平平凡凡
読み方:へいへいぼんぼん
「平平凡凡」の意味
「平平凡凡」とは、きわめてありふれていて、特に優れた点や変わった点がないさまを表す四字熟語です。
人、暮らし、人生、出来事などについて、ごく並みであることを強調するときに使います。
「平平凡凡」の語源・由来
「平凡」の「平」と「凡」をそれぞれ重ね、「平平凡凡」とすることで意味を強めた語です。

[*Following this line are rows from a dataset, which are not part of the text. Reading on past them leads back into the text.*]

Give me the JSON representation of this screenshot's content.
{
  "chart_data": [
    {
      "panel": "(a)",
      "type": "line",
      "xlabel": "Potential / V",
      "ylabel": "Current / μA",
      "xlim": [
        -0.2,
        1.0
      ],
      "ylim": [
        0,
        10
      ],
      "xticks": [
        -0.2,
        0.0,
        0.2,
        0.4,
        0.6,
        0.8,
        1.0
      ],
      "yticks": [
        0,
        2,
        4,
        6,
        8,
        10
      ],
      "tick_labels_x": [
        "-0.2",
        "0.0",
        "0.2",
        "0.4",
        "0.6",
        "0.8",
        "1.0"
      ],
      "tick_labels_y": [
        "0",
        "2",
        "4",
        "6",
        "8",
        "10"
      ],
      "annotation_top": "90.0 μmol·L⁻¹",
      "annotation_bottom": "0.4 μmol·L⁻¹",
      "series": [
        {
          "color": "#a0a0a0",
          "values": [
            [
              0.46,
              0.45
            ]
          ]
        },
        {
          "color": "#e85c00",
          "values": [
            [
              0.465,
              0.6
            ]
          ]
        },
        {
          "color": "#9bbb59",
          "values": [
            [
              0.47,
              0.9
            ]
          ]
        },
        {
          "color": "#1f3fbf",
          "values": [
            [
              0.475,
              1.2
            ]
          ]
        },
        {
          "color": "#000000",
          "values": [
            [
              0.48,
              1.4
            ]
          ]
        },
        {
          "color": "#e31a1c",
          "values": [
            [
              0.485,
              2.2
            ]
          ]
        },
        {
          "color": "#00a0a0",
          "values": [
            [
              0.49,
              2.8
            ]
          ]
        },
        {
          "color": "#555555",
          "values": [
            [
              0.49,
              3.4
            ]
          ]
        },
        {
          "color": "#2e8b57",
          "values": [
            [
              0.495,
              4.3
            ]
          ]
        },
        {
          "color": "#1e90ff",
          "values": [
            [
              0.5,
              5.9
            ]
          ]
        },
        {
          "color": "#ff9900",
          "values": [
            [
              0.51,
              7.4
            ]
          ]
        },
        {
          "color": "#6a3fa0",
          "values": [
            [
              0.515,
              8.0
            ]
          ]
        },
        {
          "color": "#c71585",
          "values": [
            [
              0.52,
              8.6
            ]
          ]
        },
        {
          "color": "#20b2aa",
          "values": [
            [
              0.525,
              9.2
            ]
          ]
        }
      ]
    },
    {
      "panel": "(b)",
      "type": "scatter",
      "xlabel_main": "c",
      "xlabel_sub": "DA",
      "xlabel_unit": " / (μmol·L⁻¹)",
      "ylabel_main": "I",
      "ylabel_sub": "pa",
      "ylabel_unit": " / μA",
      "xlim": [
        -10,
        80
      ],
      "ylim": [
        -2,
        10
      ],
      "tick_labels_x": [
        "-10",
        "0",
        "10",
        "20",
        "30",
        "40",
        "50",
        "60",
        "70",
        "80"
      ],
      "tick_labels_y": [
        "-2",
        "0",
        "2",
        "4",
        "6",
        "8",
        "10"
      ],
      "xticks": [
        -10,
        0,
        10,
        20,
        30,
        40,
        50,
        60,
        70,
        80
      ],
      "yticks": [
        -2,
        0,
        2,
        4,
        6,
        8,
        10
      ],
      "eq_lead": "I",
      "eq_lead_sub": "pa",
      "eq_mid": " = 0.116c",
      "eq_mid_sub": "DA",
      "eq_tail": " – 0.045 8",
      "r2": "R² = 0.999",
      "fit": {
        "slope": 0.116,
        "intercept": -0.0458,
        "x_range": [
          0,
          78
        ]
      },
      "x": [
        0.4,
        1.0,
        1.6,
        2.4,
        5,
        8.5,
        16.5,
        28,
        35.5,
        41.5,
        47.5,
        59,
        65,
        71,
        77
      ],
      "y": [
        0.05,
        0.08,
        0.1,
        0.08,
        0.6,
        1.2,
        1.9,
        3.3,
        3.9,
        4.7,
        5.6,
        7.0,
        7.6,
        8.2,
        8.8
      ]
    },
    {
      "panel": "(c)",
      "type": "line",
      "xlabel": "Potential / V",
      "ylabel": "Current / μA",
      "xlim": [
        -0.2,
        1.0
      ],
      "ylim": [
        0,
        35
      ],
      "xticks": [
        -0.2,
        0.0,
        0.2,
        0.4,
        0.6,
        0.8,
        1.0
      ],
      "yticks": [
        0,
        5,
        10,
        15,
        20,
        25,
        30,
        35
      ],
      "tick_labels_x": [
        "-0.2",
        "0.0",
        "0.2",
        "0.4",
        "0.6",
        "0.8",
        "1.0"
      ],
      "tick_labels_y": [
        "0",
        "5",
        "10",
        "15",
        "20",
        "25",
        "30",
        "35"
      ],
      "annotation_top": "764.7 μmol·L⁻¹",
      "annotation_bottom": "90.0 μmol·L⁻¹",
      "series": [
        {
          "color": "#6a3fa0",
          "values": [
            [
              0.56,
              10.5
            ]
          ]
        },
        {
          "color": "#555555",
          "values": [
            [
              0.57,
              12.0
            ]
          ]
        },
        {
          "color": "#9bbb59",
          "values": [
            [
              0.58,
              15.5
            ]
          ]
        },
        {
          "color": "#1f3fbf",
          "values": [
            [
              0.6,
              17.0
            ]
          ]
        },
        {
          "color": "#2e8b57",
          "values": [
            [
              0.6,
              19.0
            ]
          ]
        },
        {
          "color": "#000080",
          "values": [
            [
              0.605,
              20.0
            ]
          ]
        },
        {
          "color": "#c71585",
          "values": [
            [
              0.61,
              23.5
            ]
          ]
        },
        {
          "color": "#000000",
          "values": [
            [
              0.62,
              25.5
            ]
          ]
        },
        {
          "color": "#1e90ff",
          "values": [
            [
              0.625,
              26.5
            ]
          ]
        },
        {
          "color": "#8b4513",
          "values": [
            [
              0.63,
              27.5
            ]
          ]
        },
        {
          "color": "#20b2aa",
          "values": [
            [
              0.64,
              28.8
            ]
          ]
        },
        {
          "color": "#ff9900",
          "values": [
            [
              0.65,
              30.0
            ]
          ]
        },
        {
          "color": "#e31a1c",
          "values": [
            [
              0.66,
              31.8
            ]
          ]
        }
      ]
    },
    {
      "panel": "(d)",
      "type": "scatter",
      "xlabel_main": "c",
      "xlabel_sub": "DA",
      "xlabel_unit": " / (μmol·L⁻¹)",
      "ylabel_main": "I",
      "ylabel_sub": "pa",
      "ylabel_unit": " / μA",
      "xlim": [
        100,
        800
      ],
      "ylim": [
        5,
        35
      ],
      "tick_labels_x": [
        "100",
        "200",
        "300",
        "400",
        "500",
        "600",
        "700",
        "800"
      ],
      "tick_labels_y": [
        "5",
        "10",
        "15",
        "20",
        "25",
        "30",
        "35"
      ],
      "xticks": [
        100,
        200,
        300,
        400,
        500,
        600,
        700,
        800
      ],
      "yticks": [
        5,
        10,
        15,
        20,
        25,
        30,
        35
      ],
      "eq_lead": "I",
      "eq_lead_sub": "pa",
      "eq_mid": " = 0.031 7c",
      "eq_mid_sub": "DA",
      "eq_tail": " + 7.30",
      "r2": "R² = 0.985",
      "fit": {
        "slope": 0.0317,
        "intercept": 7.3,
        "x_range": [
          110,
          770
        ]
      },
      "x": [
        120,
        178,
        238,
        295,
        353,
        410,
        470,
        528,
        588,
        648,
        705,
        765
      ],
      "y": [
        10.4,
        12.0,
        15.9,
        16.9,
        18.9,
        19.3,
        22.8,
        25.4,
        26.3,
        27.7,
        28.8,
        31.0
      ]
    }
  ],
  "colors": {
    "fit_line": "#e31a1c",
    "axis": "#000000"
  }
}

「平凡」よりも、ありふれている程度を強調した形になっています。
「平平凡凡」の使い方
次のような形で使われます。
- 「平平凡凡な〜」
後ろに「暮らし」「日々」「人物」などを続けます。「平平凡凡な毎日」などの形です。 - 「平平凡凡たる〜」
後ろに「市民」「人物」「人生」などを続けます。改まった文章では「平平凡凡たる一市民」のようにも使われます。 - 「平平凡凡と〜」
後ろに「暮らす」「過ごす」「生きる」などの動作を続けます。
「平平凡凡」の例文
- 子どもが独立してから、夫婦は故郷で平平凡凡な暮らしを楽しんでいます。
- 彼は平平凡凡たる一社員に見えましたが、現場では誰よりも頼りにされていました。
- 大きな事件もなく、私たちは十年間を平平凡凡と過ごしてきました。
「平平凡凡」の類似表現
尋常一様(じんじょういちよう)
普通で、他と特別な違いがないことをいう表現です。
「尋常一様ではない」「尋常一様の努力ではない」のように、否定を伴って「並大抵ではない」という意味を表す使い方も目立ちます。
無声無臭(むせいむしゅう)
人に気づかれないほど目立たないことや、物事にほとんど影響を与えないことを表します。
「普通であること」よりも、「存在や働きが目立たないこと」に重きを置く点で使い分けられます。
「平平凡凡」の古い用例
日本語では、明治16~17年(1883~1884年)刊の、ジュール・ヴェルヌ著・井上勤訳『亜非利加内地三十五日間空中旅行』に
「平々凡々」
の用例があります。
「事柄」を修飾する形で用いられており、明治前期にはすでに「きわめて平凡」という意味で使われていました。
同書は1883年9月から1884年2月にかけて刊行されています。
明治41年(1908年)刊の永井荷風『あめりか物語』には
「平々凡々たる良民」
という用例があります。
この時期には、「たる」を伴って人物を修飾する使い方も文献上に見られます。
「平平凡凡」の間違いやすい使い方・表記
「平平凡凡」は「平々凡々」とも書きます。
「々」は直前の漢字を繰り返すことを示すため、「平々凡々」と「平平凡凡」は同じ語を表す表記です。
近代文学でも「平々凡々」の形が広く使われています。
参考文献・出典
- 新村出編『広辞苑』第七版、岩波書店、2018年。
- 飯間浩明編『小学館 四字熟語を知る辞典』小学館、2018年、「平平凡凡」項。
- 小学館国語辞典編集部編『精選版 日本国語大辞典』小学館、2005~2006年、「平平凡凡」項。
- 公益財団法人日本漢字能力検定協会『漢字ペディア』「平平凡凡」項。
- 国立国会図書館サーチ『亜非利加内地三十五日間空中旅行 巻1-7』書誌情報。
- 国立国会図書館サーチ『あめりか物語』書誌情報。